The ceasefire lasted until 6.30pm but by that time the police were too demoralised to fight back effectively. By 8pm the police had had to retreat and cede the streets to the students and the large portion of the population that supported them.

It was a day you wait decades to see. The state had thrown everything it had at the students and lost. It is difficult to overestimate the psychological effect this has had on not just the students but the population at large.

No one can really tell what is going to happen from here. The government is in crisis. Only two weeks ago there was a massive reshuffle of the cabinet and Sebastian Piñera’s approval rating is down to 26%. The students are feeling confident and they aren’t the only ones.

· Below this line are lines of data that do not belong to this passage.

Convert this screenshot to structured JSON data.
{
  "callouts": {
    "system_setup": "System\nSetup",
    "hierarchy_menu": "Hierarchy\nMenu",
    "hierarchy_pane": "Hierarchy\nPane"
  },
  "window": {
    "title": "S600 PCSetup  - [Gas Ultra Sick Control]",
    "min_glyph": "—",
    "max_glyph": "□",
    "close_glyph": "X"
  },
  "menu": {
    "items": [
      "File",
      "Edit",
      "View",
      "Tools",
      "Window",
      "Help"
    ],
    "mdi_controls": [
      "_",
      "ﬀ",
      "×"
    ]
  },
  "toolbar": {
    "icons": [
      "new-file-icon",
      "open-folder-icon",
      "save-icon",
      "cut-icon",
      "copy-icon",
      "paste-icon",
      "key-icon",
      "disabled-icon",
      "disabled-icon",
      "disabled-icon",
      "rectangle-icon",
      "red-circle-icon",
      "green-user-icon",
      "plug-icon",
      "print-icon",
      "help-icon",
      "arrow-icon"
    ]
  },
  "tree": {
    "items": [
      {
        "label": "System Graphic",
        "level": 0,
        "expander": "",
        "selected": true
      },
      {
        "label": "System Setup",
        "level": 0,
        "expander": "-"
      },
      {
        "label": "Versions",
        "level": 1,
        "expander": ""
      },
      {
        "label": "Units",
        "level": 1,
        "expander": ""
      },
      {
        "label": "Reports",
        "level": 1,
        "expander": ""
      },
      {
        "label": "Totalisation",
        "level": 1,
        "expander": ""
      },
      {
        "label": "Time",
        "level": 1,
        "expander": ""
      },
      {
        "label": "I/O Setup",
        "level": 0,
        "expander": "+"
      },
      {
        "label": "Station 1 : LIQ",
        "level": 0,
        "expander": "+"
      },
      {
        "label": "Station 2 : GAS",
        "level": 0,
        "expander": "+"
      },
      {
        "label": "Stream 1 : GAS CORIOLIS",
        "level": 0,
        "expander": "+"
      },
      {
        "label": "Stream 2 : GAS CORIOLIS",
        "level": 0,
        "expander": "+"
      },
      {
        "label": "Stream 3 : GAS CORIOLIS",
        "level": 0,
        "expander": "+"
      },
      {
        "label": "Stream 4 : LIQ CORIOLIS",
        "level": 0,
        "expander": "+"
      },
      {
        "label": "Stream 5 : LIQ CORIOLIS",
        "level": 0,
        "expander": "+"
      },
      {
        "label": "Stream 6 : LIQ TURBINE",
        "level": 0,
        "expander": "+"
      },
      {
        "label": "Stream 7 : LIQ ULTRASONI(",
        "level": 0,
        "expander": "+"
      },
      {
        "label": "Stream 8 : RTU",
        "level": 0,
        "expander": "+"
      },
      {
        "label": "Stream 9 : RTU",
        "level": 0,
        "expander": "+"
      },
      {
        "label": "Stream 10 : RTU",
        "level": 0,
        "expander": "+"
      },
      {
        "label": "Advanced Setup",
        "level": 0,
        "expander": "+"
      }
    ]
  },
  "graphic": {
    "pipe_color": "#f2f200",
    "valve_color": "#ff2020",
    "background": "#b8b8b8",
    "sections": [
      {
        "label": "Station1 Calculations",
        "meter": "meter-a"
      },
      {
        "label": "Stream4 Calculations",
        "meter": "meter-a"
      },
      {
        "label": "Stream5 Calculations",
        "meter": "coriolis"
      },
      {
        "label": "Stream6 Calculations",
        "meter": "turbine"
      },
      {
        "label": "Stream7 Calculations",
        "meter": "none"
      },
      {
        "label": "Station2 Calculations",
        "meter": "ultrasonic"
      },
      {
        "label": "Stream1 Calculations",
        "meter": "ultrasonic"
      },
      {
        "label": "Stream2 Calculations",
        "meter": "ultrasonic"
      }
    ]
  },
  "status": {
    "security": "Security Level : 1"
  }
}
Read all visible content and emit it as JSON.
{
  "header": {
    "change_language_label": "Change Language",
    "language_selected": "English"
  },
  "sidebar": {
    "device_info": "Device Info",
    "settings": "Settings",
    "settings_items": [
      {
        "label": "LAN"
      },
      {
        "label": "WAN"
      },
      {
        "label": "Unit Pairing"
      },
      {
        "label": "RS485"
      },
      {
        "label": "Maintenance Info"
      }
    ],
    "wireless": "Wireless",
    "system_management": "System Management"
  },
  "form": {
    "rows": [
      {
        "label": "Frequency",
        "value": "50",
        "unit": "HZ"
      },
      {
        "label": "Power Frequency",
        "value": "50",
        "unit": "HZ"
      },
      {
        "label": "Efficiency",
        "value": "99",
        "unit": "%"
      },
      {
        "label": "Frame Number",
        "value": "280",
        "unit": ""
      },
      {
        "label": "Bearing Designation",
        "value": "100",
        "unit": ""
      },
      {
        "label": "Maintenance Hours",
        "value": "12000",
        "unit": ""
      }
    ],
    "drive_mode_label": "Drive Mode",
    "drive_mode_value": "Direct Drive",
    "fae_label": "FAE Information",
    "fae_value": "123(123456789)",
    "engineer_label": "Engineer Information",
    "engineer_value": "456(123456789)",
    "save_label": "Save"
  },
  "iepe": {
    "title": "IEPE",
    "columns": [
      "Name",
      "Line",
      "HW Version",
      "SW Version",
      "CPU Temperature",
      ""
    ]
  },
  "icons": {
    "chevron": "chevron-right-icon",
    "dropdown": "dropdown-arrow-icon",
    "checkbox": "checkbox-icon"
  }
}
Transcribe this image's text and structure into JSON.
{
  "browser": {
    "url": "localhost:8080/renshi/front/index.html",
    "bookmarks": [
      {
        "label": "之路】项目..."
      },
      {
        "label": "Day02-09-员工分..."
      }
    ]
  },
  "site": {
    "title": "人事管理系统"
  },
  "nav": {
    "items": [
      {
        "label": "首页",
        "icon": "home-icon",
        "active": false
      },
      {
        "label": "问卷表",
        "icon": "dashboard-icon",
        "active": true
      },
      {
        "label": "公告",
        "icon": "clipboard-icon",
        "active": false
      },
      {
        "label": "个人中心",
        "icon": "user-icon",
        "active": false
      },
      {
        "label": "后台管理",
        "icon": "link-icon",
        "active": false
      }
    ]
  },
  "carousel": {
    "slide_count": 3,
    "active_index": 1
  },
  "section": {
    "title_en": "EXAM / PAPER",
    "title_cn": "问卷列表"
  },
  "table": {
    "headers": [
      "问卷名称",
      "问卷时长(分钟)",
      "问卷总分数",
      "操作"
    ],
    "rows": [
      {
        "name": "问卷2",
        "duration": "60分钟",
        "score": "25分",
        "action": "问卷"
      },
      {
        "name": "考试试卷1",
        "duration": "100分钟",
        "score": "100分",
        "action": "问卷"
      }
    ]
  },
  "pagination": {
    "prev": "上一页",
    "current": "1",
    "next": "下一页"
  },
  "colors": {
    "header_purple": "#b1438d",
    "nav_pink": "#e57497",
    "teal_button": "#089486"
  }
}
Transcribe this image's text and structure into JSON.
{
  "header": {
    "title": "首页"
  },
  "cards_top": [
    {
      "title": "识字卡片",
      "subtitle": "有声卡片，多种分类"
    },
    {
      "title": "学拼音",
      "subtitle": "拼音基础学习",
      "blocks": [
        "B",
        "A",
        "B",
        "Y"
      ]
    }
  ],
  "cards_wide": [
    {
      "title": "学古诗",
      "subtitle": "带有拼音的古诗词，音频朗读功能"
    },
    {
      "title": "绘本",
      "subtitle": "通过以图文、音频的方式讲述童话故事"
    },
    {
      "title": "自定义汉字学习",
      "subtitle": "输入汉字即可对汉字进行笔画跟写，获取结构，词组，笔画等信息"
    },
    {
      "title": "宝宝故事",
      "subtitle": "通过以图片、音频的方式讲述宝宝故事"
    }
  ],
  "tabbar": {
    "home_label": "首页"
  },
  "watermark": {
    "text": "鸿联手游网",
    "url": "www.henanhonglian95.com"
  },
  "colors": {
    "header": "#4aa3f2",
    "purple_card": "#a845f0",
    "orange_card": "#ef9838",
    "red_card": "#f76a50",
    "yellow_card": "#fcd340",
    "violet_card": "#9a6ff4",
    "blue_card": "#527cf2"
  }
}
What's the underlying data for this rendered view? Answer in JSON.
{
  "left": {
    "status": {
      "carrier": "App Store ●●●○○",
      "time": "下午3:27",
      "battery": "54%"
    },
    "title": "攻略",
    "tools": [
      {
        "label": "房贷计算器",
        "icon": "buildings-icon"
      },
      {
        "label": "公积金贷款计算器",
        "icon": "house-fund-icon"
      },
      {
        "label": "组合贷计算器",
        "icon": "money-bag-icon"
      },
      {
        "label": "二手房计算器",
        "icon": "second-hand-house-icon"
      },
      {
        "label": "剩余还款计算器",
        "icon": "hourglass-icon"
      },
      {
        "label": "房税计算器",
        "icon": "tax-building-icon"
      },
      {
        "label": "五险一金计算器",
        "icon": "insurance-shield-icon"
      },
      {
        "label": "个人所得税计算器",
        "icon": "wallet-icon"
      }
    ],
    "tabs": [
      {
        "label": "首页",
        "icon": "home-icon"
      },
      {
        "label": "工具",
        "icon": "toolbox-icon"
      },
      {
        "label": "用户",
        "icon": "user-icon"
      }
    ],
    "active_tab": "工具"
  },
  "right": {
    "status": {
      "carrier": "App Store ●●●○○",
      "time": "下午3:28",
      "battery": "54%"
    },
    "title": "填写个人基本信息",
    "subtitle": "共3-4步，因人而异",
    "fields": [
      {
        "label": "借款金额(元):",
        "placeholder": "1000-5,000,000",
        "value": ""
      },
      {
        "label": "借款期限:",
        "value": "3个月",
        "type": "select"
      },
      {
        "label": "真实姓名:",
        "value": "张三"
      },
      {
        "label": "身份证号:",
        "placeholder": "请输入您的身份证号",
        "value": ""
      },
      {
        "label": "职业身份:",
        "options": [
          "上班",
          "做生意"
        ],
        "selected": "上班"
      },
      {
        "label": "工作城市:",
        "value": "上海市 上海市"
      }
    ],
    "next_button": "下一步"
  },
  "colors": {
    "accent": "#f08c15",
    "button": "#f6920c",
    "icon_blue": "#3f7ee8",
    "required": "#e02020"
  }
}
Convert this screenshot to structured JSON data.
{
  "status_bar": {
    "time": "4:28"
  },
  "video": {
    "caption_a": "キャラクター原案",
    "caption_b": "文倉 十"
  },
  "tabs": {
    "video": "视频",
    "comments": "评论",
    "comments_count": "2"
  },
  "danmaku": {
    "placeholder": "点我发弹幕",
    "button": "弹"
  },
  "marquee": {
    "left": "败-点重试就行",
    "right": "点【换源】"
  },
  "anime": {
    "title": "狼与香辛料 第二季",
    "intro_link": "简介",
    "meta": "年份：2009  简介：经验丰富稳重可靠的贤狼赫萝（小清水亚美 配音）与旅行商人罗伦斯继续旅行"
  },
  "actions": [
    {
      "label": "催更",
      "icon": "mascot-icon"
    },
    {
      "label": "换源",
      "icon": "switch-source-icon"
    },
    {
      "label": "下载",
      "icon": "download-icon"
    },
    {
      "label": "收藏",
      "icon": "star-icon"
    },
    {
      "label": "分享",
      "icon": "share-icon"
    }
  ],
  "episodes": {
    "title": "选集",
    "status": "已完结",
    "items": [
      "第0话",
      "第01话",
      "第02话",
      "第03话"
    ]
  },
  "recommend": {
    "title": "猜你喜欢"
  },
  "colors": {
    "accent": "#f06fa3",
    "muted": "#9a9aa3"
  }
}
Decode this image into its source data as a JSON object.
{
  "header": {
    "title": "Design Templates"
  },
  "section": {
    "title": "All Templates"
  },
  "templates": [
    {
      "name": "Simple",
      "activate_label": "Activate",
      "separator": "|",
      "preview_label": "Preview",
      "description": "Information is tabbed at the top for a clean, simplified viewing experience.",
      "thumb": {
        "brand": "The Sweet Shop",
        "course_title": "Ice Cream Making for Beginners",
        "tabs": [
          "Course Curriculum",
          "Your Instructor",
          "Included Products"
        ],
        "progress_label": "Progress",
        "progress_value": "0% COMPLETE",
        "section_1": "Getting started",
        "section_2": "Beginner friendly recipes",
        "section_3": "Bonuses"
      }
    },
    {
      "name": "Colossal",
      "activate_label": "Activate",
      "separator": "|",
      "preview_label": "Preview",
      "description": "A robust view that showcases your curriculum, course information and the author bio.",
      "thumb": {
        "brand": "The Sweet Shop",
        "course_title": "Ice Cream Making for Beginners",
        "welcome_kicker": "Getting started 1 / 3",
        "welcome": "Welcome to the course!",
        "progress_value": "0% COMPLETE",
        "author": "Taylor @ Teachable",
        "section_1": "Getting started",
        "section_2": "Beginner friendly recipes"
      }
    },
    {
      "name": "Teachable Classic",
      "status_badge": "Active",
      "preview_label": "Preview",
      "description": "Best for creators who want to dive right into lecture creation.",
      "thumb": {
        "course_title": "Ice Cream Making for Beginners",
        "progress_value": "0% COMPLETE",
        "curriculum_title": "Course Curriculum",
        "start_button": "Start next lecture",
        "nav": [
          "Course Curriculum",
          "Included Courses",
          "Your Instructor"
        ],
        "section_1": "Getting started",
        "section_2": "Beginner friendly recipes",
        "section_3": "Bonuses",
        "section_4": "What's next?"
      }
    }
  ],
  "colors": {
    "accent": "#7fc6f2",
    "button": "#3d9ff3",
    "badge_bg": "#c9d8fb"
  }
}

For the last month Starbucks baristas have been on strike. For two weeks some of them have been on hunger strike. A week ago a group of commuters, mainly builders and domestic workers, sick and tired of 3 hour commutes to work, a wage as low as 160,000 Chilean pesos (US$320) per month and price hikes by the privately owned but publicly funded public transport network Transantiago, overran important bus stops and commandeered buses.

Only one thing is certain. In Chile, the laboratory of neo liberalism, the supposed land of prosperity and market solutions, the market is no longer welcome.